Приговор Фавасу также подчеркивает разницу между символическим центром и периферией. Дело не только в том, что, будучи частью двора, моралист мог позволить себе большее, чем сельский священник. На периферии, будь то Мец или Отен, где конфессиональные проблемы накладывались на подспудный антагонизм по отношению к центральной власти - не будем забывать, что Бургундия вошла в состав французского королевства в конце XV века, а Лотарингия - в середине XVI века - страх неправильного поведения был, по-видимому, куда более острым, чем в Париже. Это отчасти подтверждается тем, что Людовик, отнюдь не благоволивший к либертинам и разудалым аббатам, безоговорочно оправдывает Шарля Фаваса, несмотря на все его выходки.
До сих пор мы в большей степени обращали внимания на жесты и поведение, хотя, как видно из приговора лотарингскому кюре, он был осужден за богохульство, то есть за слова. В грамоте о помиловании, помимо высказывания о мессе, упомянуто два случая, когда он "клялся и хулил священное имя Господа"32. Это стандартная формулировка, которую мы уже встречали в деле Ноэля Дешаржа, который "божился и возводил хулу на священное имя Господа". Как правило, письменные документы избегают фиксировать конкретные выражения, однако в допросе Дешаржа они все-таки содержаться, хотя в слегка в редуцированном виде:
31. Ср. с явно ориентирующейся на Лабрюйера более поздней критикой того же обычая: "В наших храмах мы видим нечестивцев, которые, забыв о почтении к Божьему Величию, без колебания поворачиваются спиной к алтарю, чтобы поклоняться земным светилам; это грабители, совершающие неслыханное святотатство, пытаясь украсть славу и почитание, причитающиеся одному Творцу" (Proust C. (1703) Instructions morales touchant l'obligation ou sont tous les chrétiens de santifier les jours de dimanches et les fêtes, p.139. Bordeaux: S. de la Court).

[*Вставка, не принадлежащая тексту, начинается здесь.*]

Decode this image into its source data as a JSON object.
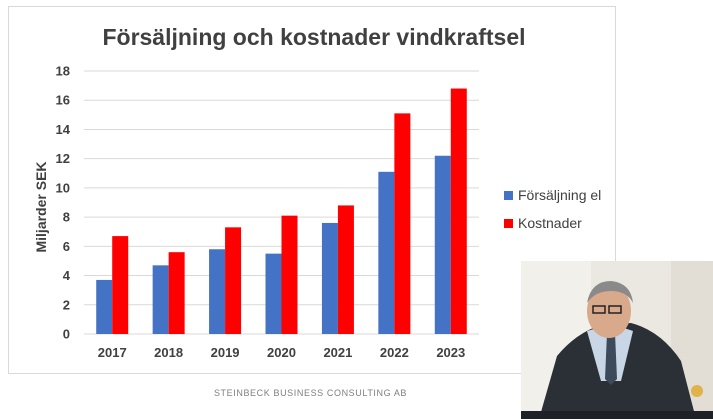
{
  "chart_data": {
    "type": "bar",
    "title": "Försäljning och kostnader vindkraftsel",
    "xlabel": "",
    "ylabel": "Miljarder SEK",
    "categories": [
      "2017",
      "2018",
      "2019",
      "2020",
      "2021",
      "2022",
      "2023"
    ],
    "series": [
      {
        "name": "Försäljning el",
        "color": "#4472c4",
        "values": [
          3.7,
          4.7,
          5.8,
          5.5,
          7.6,
          11.1,
          12.2
        ]
      },
      {
        "name": "Kostnader",
        "color": "#ff0000",
        "values": [
          6.7,
          5.6,
          7.3,
          8.1,
          8.8,
          15.1,
          16.8
        ]
      }
    ],
    "ylim": [
      0,
      18
    ],
    "yticks": [
      0,
      2,
      4,
      6,
      8,
      10,
      12,
      14,
      16,
      18
    ],
    "grid": true,
    "legend_position": "right"
  },
  "footer": {
    "text": "STEINBECK BUSINESS CONSULTING AB"
  },
  "video_overlay": {
    "description_icon": "speaker-video-icon"
  }
}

32. Brulé, A. Blasphème et sacrilège devant la justice de Metz (XIIème-XVIIème siècles), p. 175.
стр. 64
Спрошено: правда ли что, несмотря на <...> запреты он продолжал клясться и божиться, хуля священное имя Господа подобными словами: клянусь смертью, кровью, я отвергаю - и добавляя к ним "Господа", и другие столь чудовищные вещи, что их и произнести нельзя33.
Речь идет о расхожих клятвах (mortdieu, par le sang de Dieu), которые, по свидетельству современников, встречались на каждом шагу. Выбранный способ их цитирования "по частям" показывает, что проблему представляло не только их содержание (оно пересказывается), но и форма, по-видимому, воспринимавшаяся как магическая, а потому опасная. При этом сила клятвы зависела от того, к какому таинству она отсылала, отсюда предпочтение крови, смерти и разных частей тела господня, тогда как открыто признаваемая Ноэлем божба "дважды клянусь любовью к Господу" проигрывает как риторически, так и по части эффективности.

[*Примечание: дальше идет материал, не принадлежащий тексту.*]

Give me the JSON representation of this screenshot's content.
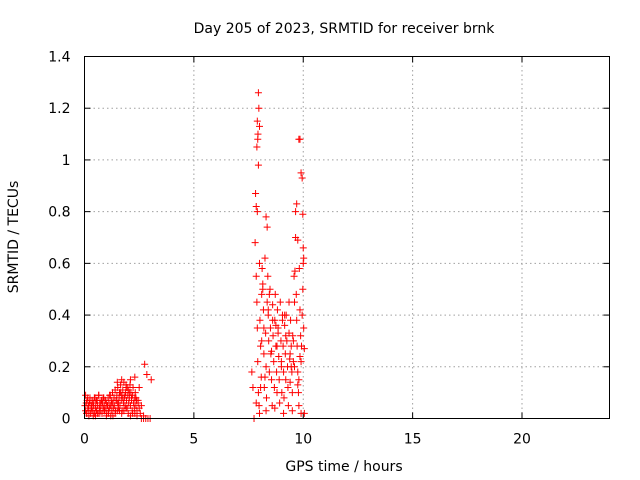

Богохульство, если оно не выходило за пределы божбы, редко наказывалось судебными властями, несмотря на соответствующие королевские указы. Так, в 1646 году Никола Грийе, епископ Юзесский, выступая от имени французского духовенства, сетовал, что "если один человек побил другого, извергая при этом богохульства, то будет наказан за побои, а не за хулу на своего Творца; а если он возместит ущерб пострадавшему, то будет освобожден от наказания, ибо обида Господу вообще не принимается в расчет"34. Это наблюдение подтверждается теми данными, которые приводят исследователи: по сравнению с другими тяжкими преступлениями, число дел о богохульстве незначительно, и редко превышает несколько процентов от общего объема35. Признавали неэффективность принимаемых мер и светские власти: в королевской декларации 1666 года, вводившей дифференциацию наказаний за богохульства (за первые четыре провинности - пропорционально увеличивающийся денежный штраф,
33. Cabantous, A. Histoire du blasphème en Occident, XVI - XIX siècles, p. 288.
34. Recueil des actes, titres et mémoires concernant les affaires du clergé de France, augmenté d'un grand nombre de pièces & d'observations sur la discipline présente de l'Église: Divisé en douze tomes, et mis en nouvel ordre, suivant la déliberation de l'Assemblée générale du clergé du 29 avril 1705 (1771). T.XIII. p. 542. Paris: G. Desprez.
35. К примеру, из 283 приговоров, подтвержденных во время известной выездной сессии королевского суда в Оверни в 1665 г., только 3 были непосредственно связаны с богохульством. См.: Lebigre, A. (1976) Les Grands jours d'Auvergne: désordres et répression au XVIIe siècle, p. 139. Paris: Hachette.
стр. 65
за пятую - штраф и позорный столб, за шестую - все то же, плюс верхняя губа протыкается каленым железом, и т.д.), говорилось, что "несмотря на наши запреты <...> это преступление господствует практически во всех частях нашего королевства, в основном из-за безнаказанности тех, кто его совершает"36.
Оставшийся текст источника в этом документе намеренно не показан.